Süreyya yaralarını açtı sonra, ellerini uzattı, kirden rengi atmış elbiselerini söktü üstünden, saçlarına baharlar takındı, ruhuna dikişler attırdı, kanamaktan vazgeçmemiş yerlerini sardı...
Süreyya, içinizden biriyle 4 sene önce bir "nasılsın?" İle, kendi yurduna uğurlandı...

İyiyim dedi çok uzun bir süre sonra gelen ikinci "nasılsın"ına.
Dere yatağındaki tüm sular rahatladı. Uçurumun ucunda çiçekler açtı. Sorulan soruların karşısında, sırtında hissettiği yükü, verdiği cevapların arkasında kalan eksende bıraktığı ağrıları azaldı...
Öyle bir gülmeye başladı ki Süreyya, gök kendi başına ışıklar yağdırdı. Bir kadın, bunca yağmalanmışlığın arasında, ay ışıkları saçmaya meylederek nasıl böyle gülebilirdi ?
İçinizden biri bunu ona, o zamana kadar cesaretini toplayıp bakmaya gücü yetmediği tüm aynaları karşısına dikerek gösterdi...
Bir gülüşü vardı ki Süreyya'nın, o zamana kadarki tüm gülememişliğini sığdırmıştı sanki o gülüşün içine. Hiçbir şeyden hiçbir zaman korkmamış gibi, hiçbir şeyden hiçbir zaman kaçmamış gibi gülmeye başlamıştı o taştan kürenin üzerinde...
Kendi başına değildi çünkü. Kendi başına böyle gülmeyi de bilmezdi ki Süreyya. Nasıl yaşanır, yaşamaya nereden, nasıl başlanır, hiç bilmezdi...
Işte o küçük "nasılsın?" Bunca şeyi ona öğretmiş bulunmuştu. İnsan olmayı, insan gibi yaşamayı, ayak bastığı yolda sapmadan yürümeyi, her hücresini dolduracak kadar güçlü nefesler almayı...

Korkmadan bakmayı öğretti içinizden biri ona şu küçüçük soruyla. Korkmadan kahkaha atmayı, hiçbir şeyi içinde tutmamayı, ağlamayı, bağışlamayı...3 hece sadece, 3 heceyle ona gönül hoşluğunu öğretti. Satır satır, bir kez yüz yüze gelme ihtiyacı hissetmeden, emek sere sere ruhuna, özenle...
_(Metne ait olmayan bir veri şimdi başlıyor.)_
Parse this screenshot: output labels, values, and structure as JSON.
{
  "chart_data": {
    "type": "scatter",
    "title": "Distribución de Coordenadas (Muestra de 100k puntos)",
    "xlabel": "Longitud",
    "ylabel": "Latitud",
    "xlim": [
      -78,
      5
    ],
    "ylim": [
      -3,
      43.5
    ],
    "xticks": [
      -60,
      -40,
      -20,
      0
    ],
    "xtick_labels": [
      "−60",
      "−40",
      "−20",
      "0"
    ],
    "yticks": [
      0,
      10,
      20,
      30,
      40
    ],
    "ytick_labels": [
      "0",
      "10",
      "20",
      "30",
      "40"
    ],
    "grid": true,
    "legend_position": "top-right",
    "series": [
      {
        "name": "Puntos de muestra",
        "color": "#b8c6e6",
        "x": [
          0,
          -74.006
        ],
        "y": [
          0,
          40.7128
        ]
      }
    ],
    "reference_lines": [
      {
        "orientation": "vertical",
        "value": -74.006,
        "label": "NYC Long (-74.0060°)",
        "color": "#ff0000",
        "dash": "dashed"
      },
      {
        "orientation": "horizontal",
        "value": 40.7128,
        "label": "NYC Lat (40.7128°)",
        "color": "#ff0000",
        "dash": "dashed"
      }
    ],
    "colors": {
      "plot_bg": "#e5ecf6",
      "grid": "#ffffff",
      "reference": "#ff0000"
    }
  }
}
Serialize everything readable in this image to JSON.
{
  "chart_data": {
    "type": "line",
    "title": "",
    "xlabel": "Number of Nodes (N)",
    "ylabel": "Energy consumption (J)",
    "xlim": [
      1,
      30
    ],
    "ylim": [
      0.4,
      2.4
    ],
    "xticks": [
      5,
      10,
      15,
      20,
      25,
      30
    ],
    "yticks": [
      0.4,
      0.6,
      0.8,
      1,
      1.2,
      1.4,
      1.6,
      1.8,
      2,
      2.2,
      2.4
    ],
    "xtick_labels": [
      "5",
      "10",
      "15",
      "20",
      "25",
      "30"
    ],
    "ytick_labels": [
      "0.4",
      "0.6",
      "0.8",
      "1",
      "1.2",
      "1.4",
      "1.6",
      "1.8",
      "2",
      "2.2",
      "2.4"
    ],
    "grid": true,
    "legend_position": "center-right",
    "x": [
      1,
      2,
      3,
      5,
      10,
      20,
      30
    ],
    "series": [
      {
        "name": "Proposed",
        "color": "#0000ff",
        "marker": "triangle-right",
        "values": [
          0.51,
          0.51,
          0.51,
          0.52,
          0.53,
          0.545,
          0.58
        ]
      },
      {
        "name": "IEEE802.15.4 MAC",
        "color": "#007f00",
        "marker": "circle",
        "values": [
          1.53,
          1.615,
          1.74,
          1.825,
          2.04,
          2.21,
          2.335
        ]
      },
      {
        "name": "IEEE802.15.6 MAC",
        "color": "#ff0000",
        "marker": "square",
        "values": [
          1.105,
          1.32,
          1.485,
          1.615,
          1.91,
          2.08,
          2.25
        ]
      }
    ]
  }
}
Bir kere mi pes etmez, bir kere mi sıkılmaz insan sırtında hüzünden bir dağı taşıyarak yokuş çıkmaktan ? İçinizden biri, içinizden birinin nasıl olduğunu öğrenme telaşıyla, sıkılmadı işte. Yokuşu çıkarken bir kere duraksamadı. Pes etmek yoktu o sorunun altına elini koyarken onun lügatında. Bir enkazın altında yüzükoyun kalmayı göze ala ala, yana yana sordu ne sorduysa. 4 sene etti...
Süreyya'nın, yer yüzüne düşenlerin ilki olması acısını, üstünden o elbiselerle birlikte söküp atalı 4 sene...
Etrafa gözlerinin içi güle güle bakalı, ağlayarak adımladığı caddelere parmak uçlarından sızan kahkahaları bırakmaya başlayalı, gözünü açalı, kendini bağışlayalı 4 sene etti...

İçinizden biri geldiğinde, en küçük yaşına hapsolmuştu Süreyya. O sorunun kapısını çalmasıyla koskoca bir kadına devrildi ruhu. Cümleleri büyüdü önce. Kalbi büyüdü.. oysa en başında küçücüktü, ellerinin ortasında atıyordu, daha ona hiçbir şey sormamışken kimseler. Daha o kapı sesi duyulmamışken, daha farketmemişken hiç...
Her şey için, her şeyle, çok küçüktü o soruya kadar. Büyüdüyse, nefes aldıysa, gözlerini kamaştırdıysa doğan herhangi bir güneş, kamaşan gözlerine elleri dokunabildiyse canla, o sorudan sebep işte...

Süreyya bugün kendi yurdunu bulmuş, kendi bedenine fütursuz sarılabilmişse, aynaya dimdik, size gözü kara bakabilmişse, sesi gür, sesi bir nebze titremeden sokaklarınızı inletmişse, Süreyya bugün nefes ala ala ölmeden size, onu yalın ayak bıraktığınız yolun bitişinde yetişmişse, içinizden birinin tam 4 sene önce bugün, ona armağan ettiği "nasılsın?" Sayesindedir.

Teşekkürler... Süreyya'nın tutmayan eli, görmeyen gözü, git diye çırpınışlarının tümüne armağan biçtiğin 'hayır' cevapları olduğun, gönül hoşluğunu, umudu, onun ütopyasında tanrı kıldığın için...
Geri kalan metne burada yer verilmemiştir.